Legge elettorale. Giovedì il Pd presenterà una nuova proposta alla Camera, il Rosatellum con le coalizioni, 36% collegi uninominali e 64% proporzionale. Ma riceve già il niet di Mdp, SI e 5stelle. Renzi spera in Berlusconi, Pisapia e nella destra

Legge elettorale. Giovedì il Pd presenterà una nuova proposta alla Camera, il Rosatellum con le coalizioni, 36% collegi uninominali e 64% proporzionale. Ma riceve già il niet di Mdp, SI e 5stelle.

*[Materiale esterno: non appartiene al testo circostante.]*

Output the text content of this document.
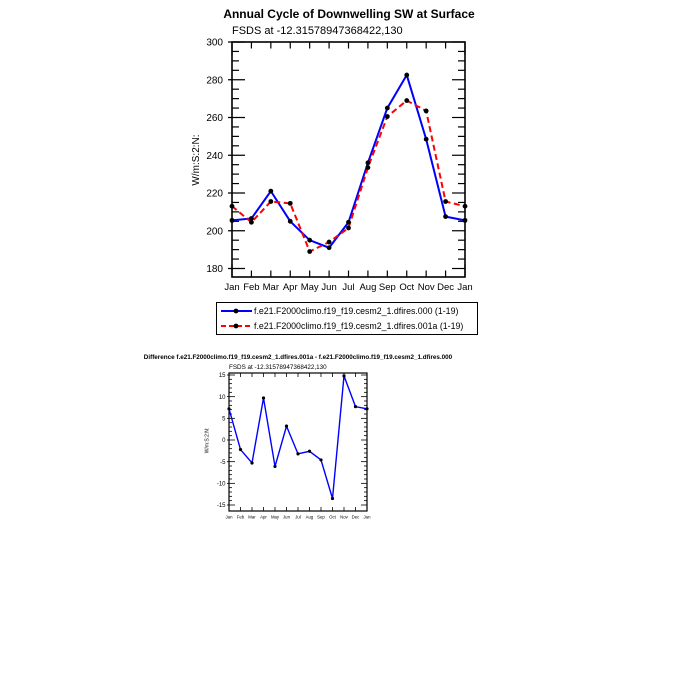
Jan Feb Mar Apr May Jun Jul Aug Sep Oct Nov Dec Jan
180
200
220
240
260
280
300
Jan Feb Mar Apr May Jun Jul Aug Sep Oct Nov Dec Jan
-15
-10
-5
0
5
10
15
Annual Cycle of Downwelling SW at Surface
FSDS at -12.31578947368422,130
W/m:S:2:N:
f.e21.F2000climo.f19_f19.cesm2_1.dfires.000 (1-19)
f.e21.F2000climo.f19_f19.cesm2_1.dfires.001a (1-19)
Difference f.e21.F2000climo.f19_f19.cesm2_1.dfires.001a - f.e21.F2000climo.f19_f19.cesm2_1.dfires.000
FSDS at -12.31578947368422,130
W/m:S:2:N:
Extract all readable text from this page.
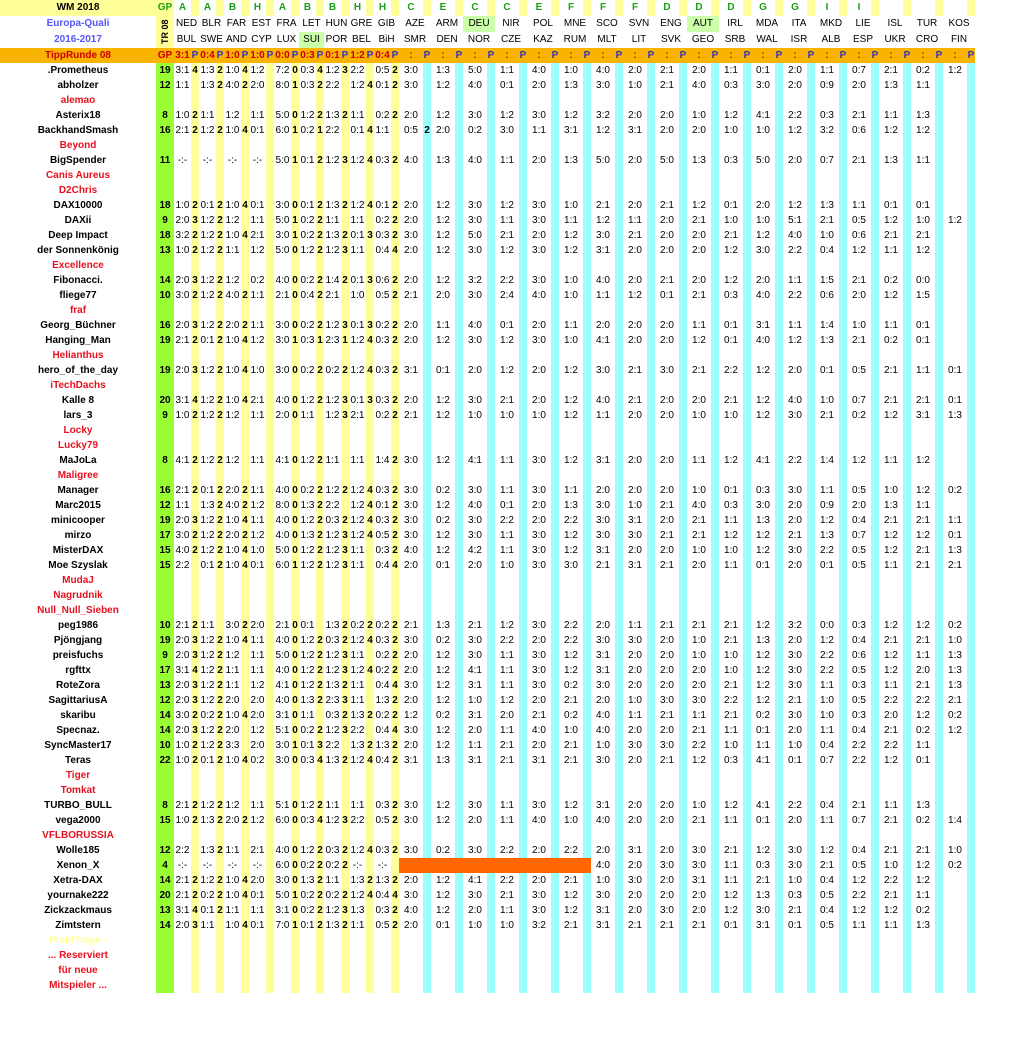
WM 2018	GP	A		A		B		H		A		B		B		H		H		C		E		C		C		E		F		F		F		D		D		D		G		G		I		I								
Europa-Quali	TR 08	NED		BLR		FAR		EST		FRA		LET		HUN		GRE		GIB		AZE		ARM		DEU		NIR		POL		MNE		SCO		SVN		ENG		AUT		IRL		MDA		ITA		MKD		LIE		ISL		TUR		KOS		
2016-2017		BUL		SWE		AND		CYP		LUX		SUI		POR		BEL		BiH		SMR		DEN		NOR		CZE		KAZ		RUM		MLT		LIT		SVK		GEO		SRB		WAL		ISR		ALB		ESP		UKR		CRO		FIN		
TippRunde 08	GP	3:1	P	0:4	P	1:0	P	1:0	P	0:0	P	0:3	P	0:1	P	1:2	P	0:4	P	:	P	:	P	:	P	:	P	:	P	:	P	:	P	:	P	:	P	:	P	:	P	:	P	:	P	:	P	:	P	:	P	:	P	:	P				
.Prometheus	19	3:1	4	1:3	2	1:0	4	1:2		7:2	0	0:3	4	1:2	3	2:2		0:5	2	3:0		1:3		5:0		1:1		4:0		1:0		4:0		2:0		2:1		2:0		1:1		0:1		2:0		1:1		0:7		2:1		0:2		1:2		
abholzer	12	1:1		1:3	2	4:0	2	2:0		8:0	1	0:3	2	2:2		1:2	4	0:1	2	3:0		1:2		4:0		0:1		2:0		1:3		3:0		1:0		2:1		4:0		0:3		3:0		2:0		0:9		2:0		1:3		1:1				
alemao																																																								
Asterix18	8	1:0	2	1:1		1:2		1:1		5:0	0	1:2	2	1:3	2	1:1		0:2	2	2:0		1:2		3:0		1:2		3:0		1:2		3:2		2:0		2:0		1:0		1:2		4:1		2:2		0:3		2:1		1:1		1:3				
BackhandSmash	16	2:1	2	1:2	2	1:0	4	0:1		6:0	1	0:2	1	2:2		0:1	4	1:1		0:5	2	2:0		0:2		3:0		1:1		3:1		1:2		3:1		2:0		2:0		1:0		1:0		1:2		3:2		0:6		1:2		1:2				
Beyond																																																								
BigSpender	11	-:-		-:-		-:-		-:-		5:0	1	0:1	2	1:2	3	1:2	4	0:3	2	4:0		1:3		4:0		1:1		2:0		1:3		5:0		2:0		5:0		1:3		0:3		5:0		2:0		0:7		2:1		1:3		1:1				
Canis Aureus																																																								
D2Chris																																																								
DAX10000	18	1:0	2	0:1	2	1:0	4	0:1		3:0	0	0:1	2	1:3	2	1:2	4	0:1	2	2:0		1:2		3:0		1:2		3:0		1:0		2:1		2:0		2:1		1:2		0:1		2:0		1:2		1:3		1:1		0:1		0:1				
DAXii	9	2:0	3	1:2	2	1:2		1:1		5:0	1	0:2	2	1:1		1:1		0:2	2	2:0		1:2		3:0		1:1		3:0		1:1		1:2		1:1		2:0		2:1		1:0		1:0		5:1		2:1		0:5		1:2		1:0		1:2		
Deep Impact	18	3:2	2	1:2	2	1:0	4	2:1		3:0	1	0:2	2	1:3	2	0:1	3	0:3	2	3:0		1:2		5:0		2:1		2:0		1:2		3:0		2:1		2:0		2:0		2:1		1:2		4:0		1:0		0:6		2:1		2:1				
der Sonnenkönig	13	1:0	2	1:2	2	1:1		1:2		5:0	0	1:2	2	1:2	3	1:1		0:4	4	2:0		1:2		3:0		1:2		3:0		1:2		3:1		2:0		2:0		2:0		1:2		3:0		2:2		0:4		1:2		1:1		1:2				
Excellence																																																								
Fibonacci.	14	2:0	3	1:2	2	1:2		0:2		4:0	0	0:2	2	1:4	2	0:1	3	0:6	2	2:0		1:2		3:2		2:2		3:0		1:0		4:0		2:0		2:1		2:0		1:2		2:0		1:1		1:5		2:1		0:2		0:0				
fliege77	10	3:0	2	1:2	2	4:0	2	1:1		2:1	0	0:4	2	2:1		1:0		0:5	2	2:1		2:0		3:0		2:4		4:0		1:0		1:1		1:2		0:1		2:1		0:3		4:0		2:2		0:6		2:0		1:2		1:5				
fraf																																																								
Georg_Büchner	16	2:0	3	1:2	2	2:0	2	1:1		3:0	0	0:2	2	1:2	3	0:1	3	0:2	2	2:0		1:1		4:0		0:1		2:0		1:1		2:0		2:0		2:0		1:1		0:1		3:1		1:1		1:4		1:0		1:1		0:1				
Hanging_Man	19	2:1	2	0:1	2	1:0	4	1:2		3:0	1	0:3	1	2:3	1	1:2	4	0:3	2	2:0		1:2		3:0		1:2		3:0		1:0		4:1		2:0		2:0		1:2		0:1		4:0		1:2		1:3		2:1		0:2		0:1				
Helianthus																																																								
hero_of_the_day	19	2:0	3	1:2	2	1:0	4	1:0		3:0	0	0:2	2	0:2	2	1:2	4	0:3	2	3:1		0:1		2:0		1:2		2:0		1:2		3:0		2:1		3:0		2:1		2:2		1:2		2:0		0:1		0:5		2:1		1:1		0:1		
iTechDachs																																																								
Kalle 8	20	3:1	4	1:2	2	1:0	4	2:1		4:0	0	1:2	2	1:2	3	0:1	3	0:3	2	2:0		1:2		3:0		2:1		2:0		1:2		4:0		2:1		2:0		2:0		2:1		1:2		4:0		1:0		0:7		2:1		2:1		0:1		
lars_3	9	1:0	2	1:2	2	1:2		1:1		2:0	0	1:1		1:2	3	2:1		0:2	2	2:1		1:2		1:0		1:0		1:0		1:2		1:1		2:0		2:0		1:0		1:0		1:2		3:0		2:1		0:2		1:2		3:1		1:3		
Locky																																																								
Lucky79																																																								
MaJoLa	8	4:1	2	1:2	2	1:2		1:1		4:1	0	1:2	2	1:1		1:1		1:4	2	3:0		1:2		4:1		1:1		3:0		1:2		3:1		2:0		2:0		1:1		1:2		4:1		2:2		1:4		1:2		1:1		1:2				
Maligree																																																								
Manager	16	2:1	2	0:1	2	2:0	2	1:1		4:0	0	0:2	2	1:2	2	1:2	4	0:3	2	3:0		0:2		3:0		1:1		3:0		1:1		2:0		2:0		2:0		1:0		0:1		0:3		3:0		1:1		0:5		1:0		1:2		0:2		
Marc2015	12	1:1		1:3	2	4:0	2	1:2		8:0	0	1:3	2	2:2		1:2	4	0:1	2	3:0		1:2		4:0		0:1		2:0		1:3		3:0		1:0		2:1		4:0		0:3		3:0		2:0		0:9		2:0		1:3		1:1				
minicooper	19	2:0	3	1:2	2	1:0	4	1:1		4:0	0	1:2	2	0:3	2	1:2	4	0:3	2	3:0		0:2		3:0		2:2		2:0		2:2		3:0		3:1		2:0		2:1		1:1		1:3		2:0		1:2		0:4		2:1		2:1		1:1		
mirzo	17	3:0	2	1:2	2	2:0	2	1:2		4:0	0	1:3	2	1:2	3	1:2	4	0:5	2	3:0		1:2		3:0		1:1		3:0		1:2		3:0		3:0		2:1		2:1		1:2		1:2		2:1		1:3		0:7		1:2		1:2		0:1		
MisterDAX	15	4:0	2	1:2	2	1:0	4	1:0		5:0	0	1:2	2	1:2	3	1:1		0:3	2	4:0		1:2		4:2		1:1		3:0		1:2		3:1		2:0		2:0		1:0		1:0		1:2		3:0		2:2		0:5		1:2		2:1		1:3		
Moe Szyslak	15	2:2		0:1	2	1:0	4	0:1		6:0	1	1:2	2	1:2	3	1:1		0:4	4	2:0		0:1		2:0		1:0		3:0		3:0		2:1		3:1		2:1		2:0		1:1		0:1		2:0		0:1		0:5		1:1		2:1		2:1		
MudaJ																																																								
Nagrudnik																																																								
Null_Null_Sieben																																																								
peg1986	10	2:1	2	1:1		3:0	2	2:0		2:1	0	0:1		1:3	2	0:2	2	0:2	2	2:1		1:3		2:1		1:2		3:0		2:2		2:0		1:1		2:1		2:1		2:1		1:2		3:2		0:0		0:3		1:2		1:2		0:2		
Pjöngjang	19	2:0	3	1:2	2	1:0	4	1:1		4:0	0	1:2	2	0:3	2	1:2	4	0:3	2	3:0		0:2		3:0		2:2		2:0		2:2		3:0		3:0		2:0		1:0		2:1		1:3		2:0		1:2		0:4		2:1		2:1		1:0		
preisfuchs	9	2:0	3	1:2	2	1:2		1:1		5:0	0	1:2	2	1:2	3	1:1		0:2	2	2:0		1:2		3:0		1:1		3:0		1:2		3:1		2:0		2:0		1:0		1:0		1:2		3:0		2:2		0:6		1:2		1:1		1:3		
rgfttx	17	3:1	4	1:2	2	1:1		1:1		4:0	0	1:2	2	1:2	3	1:2	4	0:2	2	2:0		1:2		4:1		1:1		3:0		1:2		3:1		2:0		2:0		2:0		1:0		1:2		3:0		2:2		0:5		1:2		2:0		1:3		
RoteZora	13	2:0	3	1:2	2	1:1		1:2		4:1	0	1:2	2	1:3	2	1:1		0:4	4	3:0		1:2		3:1		1:1		3:0		0:2		3:0		2:0		2:0		2:0		2:1		1:2		3:0		1:1		0:3		1:1		2:1		1:3		
SagittariusA	12	2:0	3	1:2	2	2:0		2:0		4:0	0	1:3	2	2:3	3	1:1		1:3	2	2:0		1:2		1:0		1:2		2:0		2:1		2:0		1:0		3:0		3:0		2:2		1:2		2:1		1:0		0:5		2:2		2:2		2:1		
skaribu	14	3:0	2	0:2	2	1:0	4	2:0		3:1	0	1:1		0:3	2	1:3	2	0:2	2	1:2		0:2		3:1		2:0		2:1		0:2		4:0		1:1		2:1		1:1		2:1		0:2		3:0		1:0		0:3		2:0		1:2		0:2		
Specnaz.	14	2:0	3	1:2	2	2:0		1:2		5:1	0	0:2	2	1:2	3	2:2		0:4	4	3:0		1:2		2:0		1:1		4:0		1:0		4:0		2:0		2:0		2:1		1:1		0:1		2:0		1:1		0:4		2:1		0:2		1:2		
SyncMaster17	10	1:0	2	1:2	2	3:3		2:0		3:0	1	0:1	3	2:2		1:3	2	1:3	2	2:0		1:2		1:1		2:1		2:0		2:1		1:0		3:0		3:0		2:2		1:0		1:1		1:0		0:4		2:2		2:2		1:1				
Teras	22	1:0	2	0:1	2	1:0	4	0:2		3:0	0	0:3	4	1:3	2	1:2	4	0:4	2	3:1		1:3		3:1		2:1		3:1		2:1		3:0		2:0		2:1		1:2		0:3		4:1		0:1		0:7		2:2		1:2		0:1				
Tiger																																																								
Tomkat																																																								
TURBO_BULL	8	2:1	2	1:2	2	1:2		1:1		5:1	0	1:2	2	1:1		1:1		0:3	2	3:0		1:2		3:0		1:1		3:0		1:2		3:1		2:0		2:0		1:0		1:2		4:1		2:2		0:4		2:1		1:1		1:3				
vega2000	15	1:0	2	1:3	2	2:0	2	1:2		6:0	0	0:3	4	1:2	3	2:2		0:5	2	3:0		1:2		2:0		1:1		4:0		1:0		4:0		2:0		2:0		2:1		1:1		0:1		2:0		1:1		0:7		2:1		0:2		1:4		
VFLBORUSSIA																																																								
Wolle185	12	2:2		1:3	2	1:1		2:1		4:0	0	1:2	2	0:3	2	1:2	4	0:3	2	3:0		0:2		3:0		2:2		2:0		2:2		2:0		3:1		2:0		3:0		2:1		1:2		3:0		1:2		0:4		2:1		2:1		1:0		
Xenon_X	4	-:-		-:-		-:-		-:-		6:0	0	0:2	2	0:2	2	-:-		-:-														4:0		2:0		3:0		3:0		1:1		0:3		3:0		2:1		0:5		1:0		1:2		0:2		
Xetra-DAX	14	2:1	2	1:2	2	1:0	4	2:0		3:0	0	1:3	2	1:1		1:3	2	1:3	2	2:0		1:2		4:1		2:2		2:0		2:1		1:0		3:0		2:0		3:1		1:1		2:1		1:0		0:4		1:2		2:2		1:2				
yournake222	20	2:1	2	0:2	2	1:0	4	0:1		5:0	1	0:2	2	0:2	2	1:2	4	0:4	4	3:0		1:2		3:0		2:1		3:0		1:2		3:0		2:0		2:0		2:0		1:2		1:3		0:3		0:5		2:2		2:1		1:1				
Zickzackmaus	13	3:1	4	0:1	2	1:1		1:1		3:1	0	0:2	2	1:2	3	1:3		0:3	2	4:0		1:2		2:0		1:1		3:0		1:2		3:1		2:0		3:0		2:0		1:2		3:0		2:1		0:4		1:2		1:2		0:2				
Zimtstern	14	2:0	3	1:1		1:0	4	0:1		7:0	1	0:1	2	1:3	2	1:1		0:5	2	2:0		0:1		1:0		1:0		3:2		2:1		3:1		2:1		2:1		2:1		0:1		3:1		0:1		0:5		1:1		1:1		1:3				
Prakt?loge -																																																								
... Reserviert																																																								
für neue																																																								
Mitspieler ...																																																								
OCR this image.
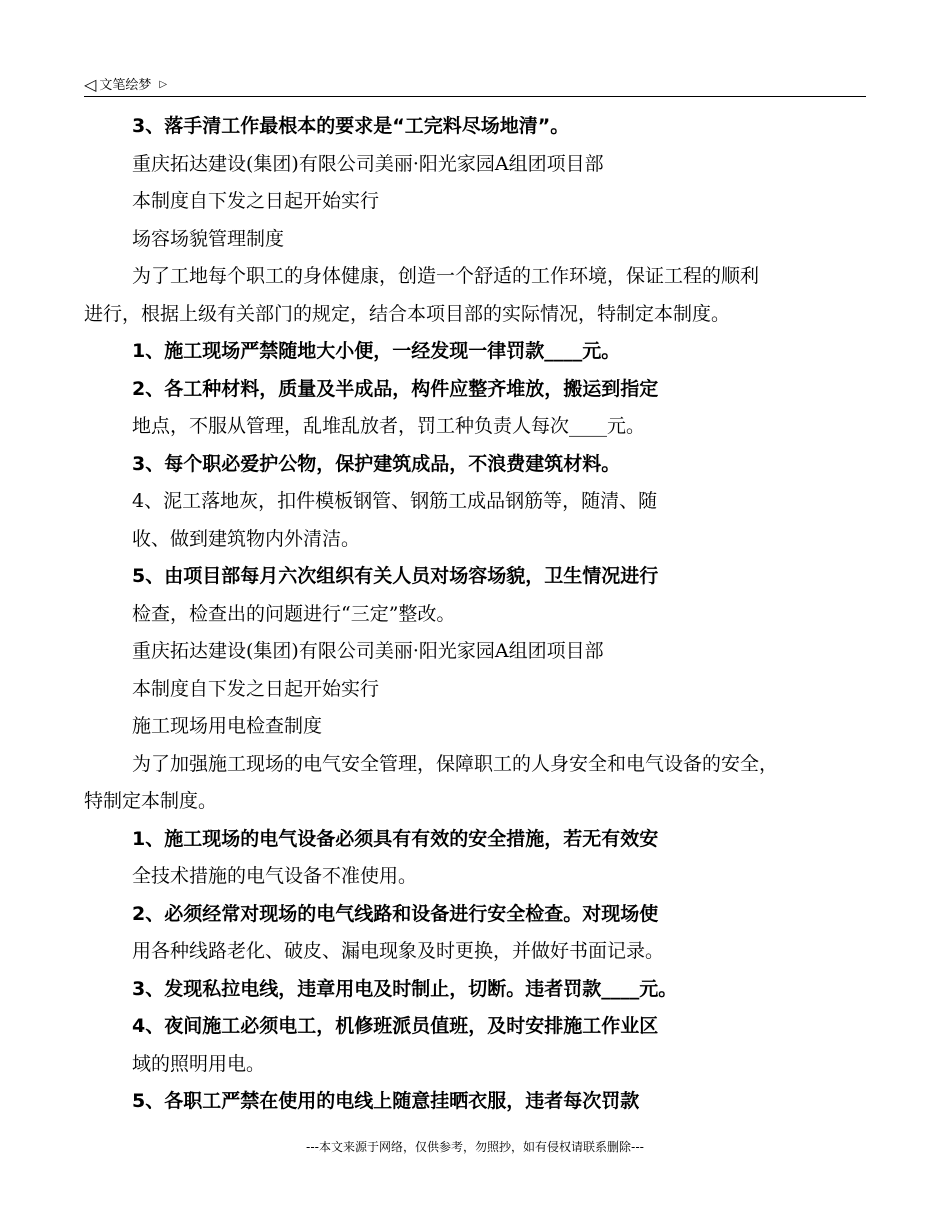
◁ 文笔绘梦 ▷
3、落手清工作最根本的要求是“工完料尽场地清”。
重庆拓达建设(集团)有限公司美丽·阳光家园A组团项目部
本制度自下发之日起开始实行
场容场貌管理制度
为了工地每个职工的身体健康，创造一个舒适的工作环境，保证工程的顺利
进行，根据上级有关部门的规定，结合本项目部的实际情况，特制定本制度。
1、施工现场严禁随地大小便，一经发现一律罚款____元。
2、各工种材料，质量及半成品，构件应整齐堆放，搬运到指定
地点，不服从管理，乱堆乱放者，罚工种负责人每次____元。
3、每个职必爱护公物，保护建筑成品，不浪费建筑材料。
4、泥工落地灰，扣件模板钢管、钢筋工成品钢筋等，随清、随
收、做到建筑物内外清洁。
5、由项目部每月六次组织有关人员对场容场貌，卫生情况进行
检查，检查出的问题进行“三定”整改。
重庆拓达建设(集团)有限公司美丽·阳光家园A组团项目部
本制度自下发之日起开始实行
施工现场用电检查制度
为了加强施工现场的电气安全管理，保障职工的人身安全和电气设备的安全，
特制定本制度。
1、施工现场的电气设备必须具有有效的安全措施，若无有效安
全技术措施的电气设备不准使用。
2、必须经常对现场的电气线路和设备进行安全检查。对现场使
用各种线路老化、破皮、漏电现象及时更换，并做好书面记录。
3、发现私拉电线，违章用电及时制止，切断。违者罚款____元。
4、夜间施工必须电工，机修班派员值班，及时安排施工作业区
域的照明用电。
5、各职工严禁在使用的电线上随意挂晒衣服，违者每次罚款
---本文来源于网络，仅供参考，勿照抄，如有侵权请联系删除---
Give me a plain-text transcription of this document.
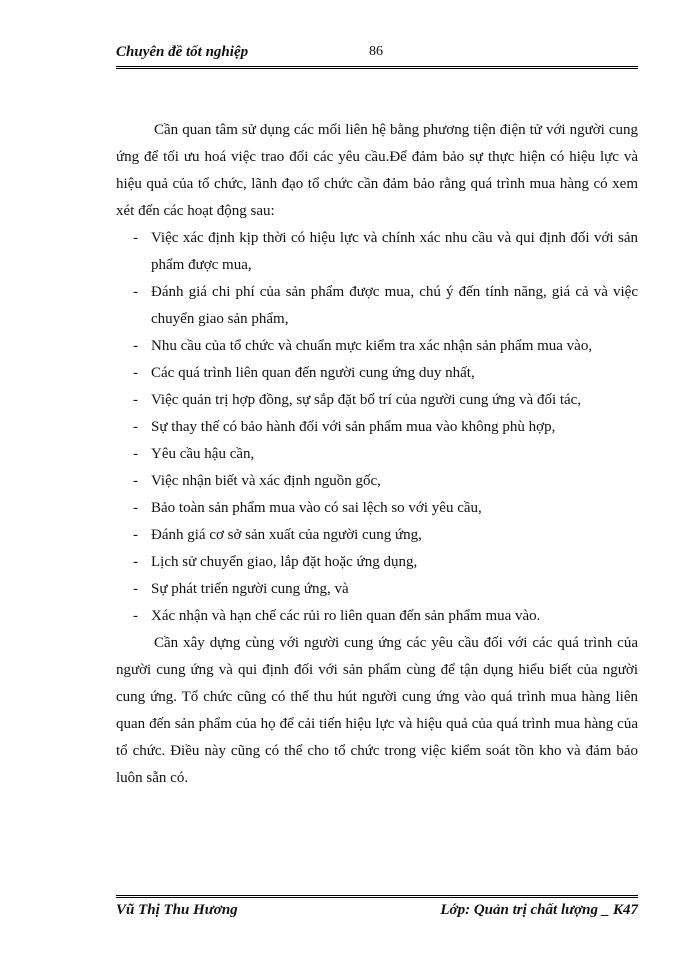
Chuyên đề tốt nghiệp	86

Cần quan tâm sử dụng các mối liên hệ bằng phương tiện điện tử với người cung ứng để tối ưu hoá việc trao đổi các yêu cầu.Để đảm bảo sự thực hiện có hiệu lực và hiệu quả của tổ chức, lãnh đạo tổ chức cần đảm bảo rằng quá trình mua hàng có xem xét đến các hoạt động sau:

- Việc xác định kịp thời có hiệu lực và chính xác nhu cầu và qui định đối với sản phẩm được mua,
- Đánh giá chi phí của sản phẩm được mua, chú ý đến tính năng, giá cả và việc chuyển giao sản phẩm,
- Nhu cầu của tổ chức và chuẩn mực kiểm tra xác nhận sản phẩm mua vào,
- Các quá trình liên quan đến người cung ứng duy nhất,
- Việc quản trị hợp đồng, sự sắp đặt bố trí của người cung ứng và đối tác,
- Sự thay thế có bảo hành đối với sản phẩm mua vào không phù hợp,
- Yêu cầu hậu cần,
- Việc nhận biết và xác định nguồn gốc,
- Bảo toàn sản phẩm mua vào có sai lệch so với yêu cầu,
- Đánh giá cơ sở sản xuất của người cung ứng,
- Lịch sử chuyển giao, lắp đặt hoặc ứng dụng,
- Sự phát triển người cung ứng, và
- Xác nhận và hạn chế các rủi ro liên quan đến sản phẩm mua vào.

Cần xây dựng cùng với người cung ứng các yêu cầu đối với các quá trình của người cung ứng và qui định đối với sản phẩm cùng để tận dụng hiểu biết của người cung ứng. Tổ chức cũng có thể thu hút người cung ứng vào quá trình mua hàng liên quan đến sản phẩm của họ để cải tiến hiệu lực và hiệu quả của quá trình mua hàng của tổ chức. Điều này cũng có thể cho tổ chức trong việc kiểm soát tồn kho và đảm bảo luôn sẵn có.

Vũ Thị Thu Hương	Lớp: Quản trị chất lượng _ K47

Renzi spera in Berlusconi, Pisapia e nella destra

Il Partito democratico annuncia che giovedì presenterà un nuovo testo base di riforma della legge elettorale. Il no della presidente della Camera Laura Boldrini al lodo Brunetta, norma transitoria che puntava a sciogliere il nodo sul Trentino Alto Adige rinviando alle elezioni successive al 2018 le modifiche apportate dalla Camera, di fatto cestina il Fianellum, il ddl presentato da Emanuele Fiano. Si ripartirà da un testo che rispetto al Rosatellum, già accantonato dai dem a giugno, che prevedeva il 50% di proporzionale e il 50% di maggioritario, aumenta la quota del proporzionale fino a due terzi: 36% collegi uninominali, 64% proporzionale, la ripartizione più quotata in Transatlantico, caratterizzata dalla presenza di coalizioni nazionali nei 231 collegi uninominali, che invece non c’erano nella prima versione. Un elemento che i Dem offrono a Giuliano Pisapia, a Forza Italia, che eviterebbe il listone unico con Lega e Fdi, e ad Ap, che ha fatto una cauta apertura. Il Pd, tuttavia, predica cautela e il primo a farlo è Matteo Renzi. “Noi a parte il sorteggio le abbiamo proposte tutte. A qualche mese dalle elezioni se si cambia bisognerebbe farlo tutti insieme o il più possibile ma non sono molto ottimista – ammette – Molti altri partiti fanno melina”.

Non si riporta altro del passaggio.